In early 2000, tech (along with media and telecom) stocks could do no wrong. They were one decision stocks that took the whole market up with them… until they didn’t as 2000 continued. Reality has a nasty habit of intervening.
Now, once again tech is the safety blanket of choice. Financials and industrials not working out like you hoped? That’s OK, tech will never hurt you. At least not the biggest ones… mostly.
One trend I’ve noticed is that the tech stocks seem to do great as long as you don’t introduce any numbers into the conversation. They can levitate on dreams. Even when they report good numbers, though, they can’t seem to go up.

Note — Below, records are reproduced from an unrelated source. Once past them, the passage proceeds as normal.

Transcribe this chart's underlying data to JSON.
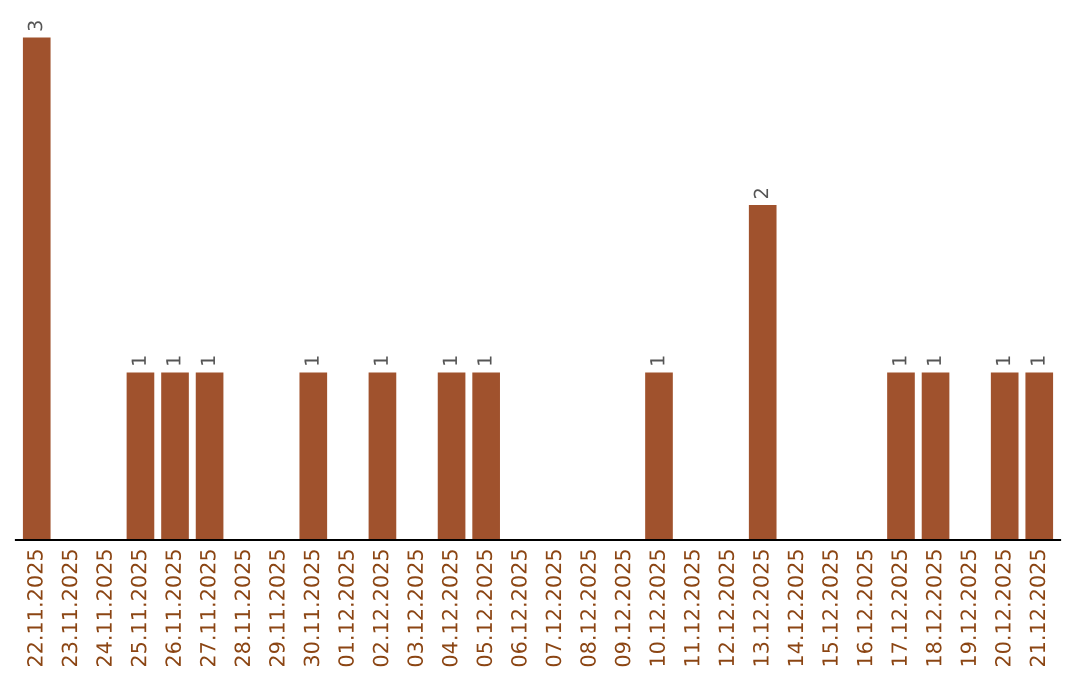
{
  "chart_data": {
    "type": "bar",
    "categories": [
      "22.11.2025",
      "23.11.2025",
      "24.11.2025",
      "25.11.2025",
      "26.11.2025",
      "27.11.2025",
      "28.11.2025",
      "29.11.2025",
      "30.11.2025",
      "01.12.2025",
      "02.12.2025",
      "03.12.2025",
      "04.12.2025",
      "05.12.2025",
      "06.12.2025",
      "07.12.2025",
      "08.12.2025",
      "09.12.2025",
      "10.12.2025",
      "11.12.2025",
      "12.12.2025",
      "13.12.2025",
      "14.12.2025",
      "15.12.2025",
      "16.12.2025",
      "17.12.2025",
      "18.12.2025",
      "19.12.2025",
      "20.12.2025",
      "21.12.2025"
    ],
    "values": [
      3,
      null,
      null,
      1,
      1,
      1,
      null,
      null,
      1,
      null,
      1,
      null,
      1,
      1,
      null,
      null,
      null,
      null,
      1,
      null,
      null,
      2,
      null,
      null,
      null,
      1,
      1,
      null,
      1,
      1
    ],
    "color": "#a0522d",
    "data_labels": true,
    "grid": false,
    "legend": false
  }
}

I think the average large tech company reported quite nice numbers last quarter, but they couldn’t go up on them. They went up beforehand and afterward, but around earnings cruel reality seemed to turn dragons back into windmills, and squires back into peasants.
I bring this up because we’re going to get another bout of reality in a few weeks. We’ve been through this frankly amazing few months for tech stocks. Apple not selling high-end phones like they hoped? Facebook seeing lower engagement, particularly with youths, and in trouble with Congress? Tesla sounding a lot more like a carnival barker than a business? Netflix levering up on the business of buying a dollar of content to sell it for 50 cents? Amazon may be subject to sales tax? I guess I worry too much, because nobody else is. It’s worked so far, so why worry?
For how long can this last? I don’t really know, but even if you believe something to be true really, really hard, that doesn’t actually make it true. An unfortunate truth is that while discounted cash flow models can be very useful if used honestly, they can also be reverse engineered to produce the happy result you’d like to see. I think we’re seeing a lot of that lately. Most large tech companies have been seeing estimates rising pretty quickly, and I generally don’t see why, except that it’s convenient to justify the soaring prices.
To be fair, comps for most of these large tech companies are relatively easy for this quarter, but there’s a limit to how much that matters, and comps only get harder from here. Hopes and expectations are really high, and concerns get pushed to the background when there’s the appearance of easy money to be made. There aren’t many people who are willing to push back on such a nice move, but it sure does pay to be first.
Much like 2000, there are just a handful of tech stocks driving the market. Those few stocks are also responsible for making growth look much better than value for another year. That’s actually been a generally reasonable idea, as the economy keeps looking a little better and a little better. My question is have we learned nothing? Do people think we can continue that forever? The good times create the seeds of the bad times. More mathematically, the comps keeps getting harder, the hill gets steeper, not to mention the problems mentioned above with tech stocks, plus trade wars and so on. As the year has gone on, a lot of growth stocks have started to fall by the wayside. Will those remaining several tech stocks continue the impossible dream, or will the pull of numbers drag them back with the rest?
It’s good to dream, but in the stock market, being the first person to regain your senses is a great lesson in pain avoidance.